JLL associate director for Capital Markets Gerard de Guzman discloses that 2014 witnessed a surge in global real estate investment across Europe and the Middle East, the Americas and Asia Pacific with US$710 billion invested. He cites a 2015 JLL report that states: “With abundant equity, availability of debt and the continued low interest rate environment, global real estate investment volumes are expected to continue to rise.”

Metro Manila and some provinces have had their fair share of high net worth individuals, foreign investors, Philippine conglomerates and global companies seeking as well as selling properties across almost all asset types in the past two years, according to de Guzman. Prior to that, only local investors dominated real estate activities. 

“The Philippines’ growing economy, Asean integration, the liberalization of the banking sector are among a confluence factors that have put Metro Manila and some areas of the country onto the global investment radar,” he says.

A growing trend for companies not engaged in the business of real estate is to liquidate their real estate assets and reinvest it in their core business, he says. This is supported by a recent JLL Global Corporate Real Estate Trends report which discloses that 40 per cent of survey respondents felt increased pressure from senior leadership to raise capital through the real estate portfolio.

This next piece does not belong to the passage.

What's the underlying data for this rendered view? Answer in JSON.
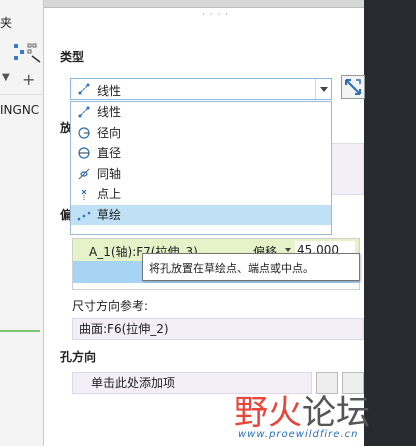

Governed by strict corporate governance laws, these firms have partnered with JLL in the Philippines because of the latter’s adherence to the same values and principles, according to de Guzman. JLL has assisted these firms by helping them review which of their properties are core and what are not, what could be vacated or relocated or is only needed short term. Its assistance extends to creating a strategy based on options that create the most value and the most appropriate level of flexibility and can be executed in the Philippine market.

For local players with cash earned from their core businesses in non-real estate endeavors here and out of the country, investing in office developments including office towers in Makati and BGC have been a way to diversify their holdings. For a number of them, real estate investments have likewise created higher visibility and greater prominence for their enterprises. Equally active in seeking investments are companies from mature Asia Pacific economies limited by few opportunities in their home markets.

But whether they are listing a property or inquiring about a possible acquisition, most realize that “the Philippines is currently offering a once in a cycle opportunity to make significant gains,” says de Guzman.